TSMC is no stranger to building big chips. Besides the ~800mm2 reticle limit of their normal logic processes, the company already produces even larger chips by fitting multiple dies on to a single silicon interposer, using their chip-on-wafer-on-substrate (CoWoS) technology. But even with current-gen CoWoS allowing for interposers up to 3.3x TSMC’s reticle limit, TSMC plans to build bigger still in response to projected demand from the HPC and AI industries. To that end, as part of the company’s North American Technology Symposium last week, TSMC announced that they are developing the means of building super-sized interposers that can reach over 8x the reticle limit.
TSMC’s current-generation CoWoS technology allows for building interposers up to 2831 mm2 and the company is already seeing customers come in with designs that run up to those limits. Both AMD’s Instinct MI300X accelerator and NVIDIA’s forthcoming B200 accelerator are prime examples of this, as they pack huge logic chiplets (3D stacked in case of AMD’s product) and eight HBM3/HBM3E memory stacks in total. The total space afforded by the interposer gives these processors formidable performance, but chip developers want to go more powerful still. And to get there as quickly as possible, they’ll need to go bigger as well in order to incorporate more logic chiplets and more memory stacks.
For their next-generation CoWoS product that’s set to launch in 2026, TSMC plans to release CoWoS_L, which will offer a maximum interposer size of approximately 5.5 times that of a photomask, totaling 4719 mm² altogether. This next generation package will support up to 12 HBM memory stacks and will necessitate a larger substrate measuring at 100×100 mm. Coupled with process node improvements over the next few years, and TSMC expects chips based on this generation of CoWoS to offer better than 3.5x the compute performance of current-generation CoWoS chips.
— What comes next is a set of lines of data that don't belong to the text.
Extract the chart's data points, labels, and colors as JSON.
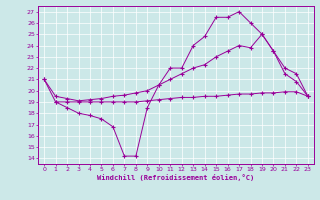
{
  "xlabel": "Windchill (Refroidissement éolien,°C)",
  "bg_color": "#cce8e8",
  "line_color": "#990099",
  "xlim": [
    -0.5,
    23.5
  ],
  "ylim": [
    13.5,
    27.5
  ],
  "yticks": [
    14,
    15,
    16,
    17,
    18,
    19,
    20,
    21,
    22,
    23,
    24,
    25,
    26,
    27
  ],
  "xticks": [
    0,
    1,
    2,
    3,
    4,
    5,
    6,
    7,
    8,
    9,
    10,
    11,
    12,
    13,
    14,
    15,
    16,
    17,
    18,
    19,
    20,
    21,
    22,
    23
  ],
  "line1_x": [
    0,
    1,
    2,
    3,
    4,
    5,
    6,
    7,
    8,
    9,
    10,
    11,
    12,
    13,
    14,
    15,
    16,
    17,
    18,
    19,
    20,
    21,
    22,
    23
  ],
  "line1_y": [
    21,
    19,
    18.5,
    18,
    17.8,
    17.5,
    16.8,
    14.2,
    14.2,
    18.5,
    20.5,
    22,
    22,
    24,
    24.8,
    26.5,
    26.5,
    27,
    26,
    25,
    23.5,
    21.5,
    20.8,
    19.5
  ],
  "line2_x": [
    0,
    1,
    2,
    3,
    4,
    5,
    6,
    7,
    8,
    9,
    10,
    11,
    12,
    13,
    14,
    15,
    16,
    17,
    18,
    19,
    20,
    21,
    22,
    23
  ],
  "line2_y": [
    21,
    19.5,
    19.3,
    19.1,
    19.2,
    19.3,
    19.5,
    19.6,
    19.8,
    20.0,
    20.5,
    21.0,
    21.5,
    22.0,
    22.3,
    23.0,
    23.5,
    24.0,
    23.8,
    25.0,
    23.5,
    22.0,
    21.5,
    19.5
  ],
  "line3_x": [
    1,
    2,
    3,
    4,
    5,
    6,
    7,
    8,
    9,
    10,
    11,
    12,
    13,
    14,
    15,
    16,
    17,
    18,
    19,
    20,
    21,
    22,
    23
  ],
  "line3_y": [
    19.0,
    19.0,
    19.0,
    19.0,
    19.0,
    19.0,
    19.0,
    19.0,
    19.1,
    19.2,
    19.3,
    19.4,
    19.4,
    19.5,
    19.5,
    19.6,
    19.7,
    19.7,
    19.8,
    19.8,
    19.9,
    19.9,
    19.5
  ]
}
Farther down the line, in 2027 TSMC intends introduce a version of CoWoS that allows for interposers up to 8 times larger than the reticle limit. This will offer an ample 6,864 mm² of space for chiplets on a substrate that measures 120×120 mm. TSMC envisions leveraging this technology for designs that integrate four stacked systems-on-integrated chips (SoICs), with 12 HBM4 memory stacks and extra I/O dies. TSMC roughly projects that this will enable chip designers to once again double performance, producing chips that surpass 7x the performance of current-generation chips.
Of course, building such large chips will come with its own set of consequences, above and beyond what TSMC will have to deal with. Enabling chip designers to build such grand processors is going to impact system design, as well as how datacenters accommodate these systems. TSMC’s 100×100mm substrate will be riding right up to the limit of the OAM 2.0 form factor, whose modules measure 102×165mm to begin with. And if that generation of CoWoS doesn’t break the current OAM form factor, then 120×120mm chips certainly will. And, of course, all of that extra silicon requires additional power and cooling, which is why we’re already seeing hardware vendors prepare for how to cool multi-kilowatt chips by investigating liquid and immersion cooling.
Ultimately, even if Moore’s Law has slowed to a crawl in terms of delivering transistor density improvements, CoWoS offers an out for producing chips with an ever-larger number of transistors. So with TSMC set to offer interposers and substrates with over twice the area of today’s solutions, big chips intended for HPC systems are only going to continue to grow in both performance and size.